Menurut McCarrol (Megawangi,
2007:5) karakter terbentuk karena latihan setiap hari. Hal tersebut sesuai
dengan arti karakter secara bahasa yaitu “mengukir”, dalam kegiatan mengukir
dibutuhkan proses, keahlian serta ketelitian pengukir sehingga menghasilkan
ukiran yang kokoh begitupun dengan proses pembentukan karakter individu yang
harus dilakukan sejak dini sehingga karakter tersebut melekat kuat dalam diri
individu. Beberapa negara yang telah menerapkan
pendidikan karakter sejak pendidikan dasar di antaranya adalah Amerika Serikat,
Jepang, Cina, dan Korea. Hasil penelitian di negara-negara ini menyatakan bahwa
implementasi pendidikan karakter yang tersusun secara sistematis berdampak
positif pada pencapaian akademis. Hal ini ditunjukkan pada permasalahan yang
terjadi di Indonesia bahwa sekarang ini generasi muda kurang siap menyikapi
masuknya budaya dan bahasa asing. Akibatnya tren kecintaan terhadap bahasa
nasional kian menurun bahkan memprihatinkan di kalangan muda. Penurunan
tersebut menurut Kepala Badan Pengembangan dan Pembinaan Bahasa Kementerian
Pendidikan dan Kebudayaan(Agus darma) disebabkan oleh kurangnya penggalian dan
pemanfaatan nilai-nilai bahasa dan sastra.
Berdasarkan
data yang diperoleh dari Sub Bagian Humas Polres Magetan mencatat ada kenaikan
50 persen pelaku tindak kejahatan di Magetan masih berusia anak. Jumlah
tersebut merupakan perbandingan angka antara tahun 2010 dengan medio 2011.

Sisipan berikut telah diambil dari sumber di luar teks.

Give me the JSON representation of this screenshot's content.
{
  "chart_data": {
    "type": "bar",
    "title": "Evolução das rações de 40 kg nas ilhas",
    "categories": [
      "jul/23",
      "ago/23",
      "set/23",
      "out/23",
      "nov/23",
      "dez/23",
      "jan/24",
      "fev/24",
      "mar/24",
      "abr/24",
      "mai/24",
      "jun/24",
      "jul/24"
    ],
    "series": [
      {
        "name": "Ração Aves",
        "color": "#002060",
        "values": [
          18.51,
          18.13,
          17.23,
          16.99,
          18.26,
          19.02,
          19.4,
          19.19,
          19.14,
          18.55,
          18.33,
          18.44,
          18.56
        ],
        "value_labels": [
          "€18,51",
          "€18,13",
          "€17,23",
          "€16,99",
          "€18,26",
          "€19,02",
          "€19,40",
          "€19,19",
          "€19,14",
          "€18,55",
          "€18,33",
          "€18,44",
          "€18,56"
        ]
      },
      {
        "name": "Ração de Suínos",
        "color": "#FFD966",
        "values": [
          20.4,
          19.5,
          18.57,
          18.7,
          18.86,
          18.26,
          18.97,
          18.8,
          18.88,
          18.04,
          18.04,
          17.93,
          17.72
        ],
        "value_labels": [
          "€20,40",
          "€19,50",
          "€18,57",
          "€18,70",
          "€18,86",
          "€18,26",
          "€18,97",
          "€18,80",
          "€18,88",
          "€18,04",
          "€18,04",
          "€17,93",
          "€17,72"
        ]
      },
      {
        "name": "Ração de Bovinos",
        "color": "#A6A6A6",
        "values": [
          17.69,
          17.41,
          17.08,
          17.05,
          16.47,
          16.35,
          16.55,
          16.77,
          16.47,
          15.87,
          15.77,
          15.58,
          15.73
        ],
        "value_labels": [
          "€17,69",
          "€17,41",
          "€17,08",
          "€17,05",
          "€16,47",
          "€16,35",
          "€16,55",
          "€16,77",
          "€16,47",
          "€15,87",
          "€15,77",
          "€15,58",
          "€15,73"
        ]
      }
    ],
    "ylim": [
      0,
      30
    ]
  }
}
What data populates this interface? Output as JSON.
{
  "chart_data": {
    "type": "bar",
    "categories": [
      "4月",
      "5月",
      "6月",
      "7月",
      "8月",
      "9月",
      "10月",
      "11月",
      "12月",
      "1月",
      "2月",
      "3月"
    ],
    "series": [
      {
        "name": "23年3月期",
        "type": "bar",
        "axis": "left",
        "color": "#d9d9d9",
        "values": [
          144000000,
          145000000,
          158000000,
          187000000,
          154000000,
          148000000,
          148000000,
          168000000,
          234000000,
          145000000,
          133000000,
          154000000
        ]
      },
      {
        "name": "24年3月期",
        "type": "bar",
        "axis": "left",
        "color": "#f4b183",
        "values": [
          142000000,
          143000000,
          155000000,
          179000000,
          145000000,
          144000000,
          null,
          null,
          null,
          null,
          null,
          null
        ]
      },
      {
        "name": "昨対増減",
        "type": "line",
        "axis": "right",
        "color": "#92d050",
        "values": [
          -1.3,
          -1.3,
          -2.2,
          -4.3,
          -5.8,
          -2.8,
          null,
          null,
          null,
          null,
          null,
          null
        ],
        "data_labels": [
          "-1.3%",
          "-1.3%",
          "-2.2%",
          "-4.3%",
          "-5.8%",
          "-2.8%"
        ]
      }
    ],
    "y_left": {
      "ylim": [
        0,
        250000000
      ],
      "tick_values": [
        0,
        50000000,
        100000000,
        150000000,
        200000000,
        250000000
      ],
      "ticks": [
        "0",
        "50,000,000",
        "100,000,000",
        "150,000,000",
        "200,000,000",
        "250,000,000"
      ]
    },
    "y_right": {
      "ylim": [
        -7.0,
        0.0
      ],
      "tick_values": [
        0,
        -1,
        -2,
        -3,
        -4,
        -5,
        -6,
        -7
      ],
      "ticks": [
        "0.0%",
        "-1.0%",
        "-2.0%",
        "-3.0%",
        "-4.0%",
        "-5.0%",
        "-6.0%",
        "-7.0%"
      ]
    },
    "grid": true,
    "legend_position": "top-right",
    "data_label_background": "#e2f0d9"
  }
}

Kasus yang lain adalah tercatat pada tanggal 24 Agustus 2009 dua anak
tertangkap satpam mencuri helm di parkiran RSBT. Menurut pelaku, ini merupakan
aksi yang kedua kalinya. Pada aksi yang pertama helm dijual seharga lima puluh
ribu rupiah. Pelaku mengaku mencuri karena butuh uang jajan. Kemudian pada
tanggal 27 Agustus 2009, remaja putus sekolah tertangkap basah mengambil
makanan ringan, sebungkus rokok dan uang belasan ribu dari sebuah warung di
kelurahan Pintu Air Pangkalpinang.
Beberapa kasus di
atas memperlihatkan bahwa pendidikan karakter sangat penting untuk diberikan
kepada anak sedini mungkin. Salah satu cara menanamkan karakter bangsa kepada
anak didik adalah melalui sastra. Fungsi hakikat sastra adalah menyenangkan dan
berguna: dulce et utile(Pradopo, 2007:61). Sastra dengan
sifatnya yang menyenangkan dan berguna diharapkan mampu ikut berperan aktif
dalam membangun karakter bangsa Indonesia. Melalui bermain, anak memiliki
kesempatan untuk membangun dunianya berinteraksi dengan orang lain dalam
lingkungan sosial, mengekspresikan dan mengontrol emosinya, serta mengembangkan
kecakapan simboliknya.
Pembelajaran sastra di
SD adalah Pembelajaran sastra anak. Sastra anak adalah karya sastra yang secara
khusus dapat dipahami oleh anak-anak dan berisi tentang dunia yang akrab dengan
anak-anak, yaitu anak yang berusia antara 6-13 tahun. Sifat sastra anak adalah
imajinasi semata, bukan berdasarkan pada fakta. Menurut Noor (2011:37) Sastra
anak adalah citraan dan atau metafora kehidupan yang disampaikan kepada anak
yang melibatkan baik aspek emosi, perasaan, pikiran, saraf sensori, maupun
pengalaman moral, dan diekspresikan dalam bentuk-bentuk kebahasaan yang dapat
dijangkau dan dipahami oleh pembaca anak. Hakikat sastra anak harus sesuai
dengan dunia dan alam kehidupan anak-anak yang khas.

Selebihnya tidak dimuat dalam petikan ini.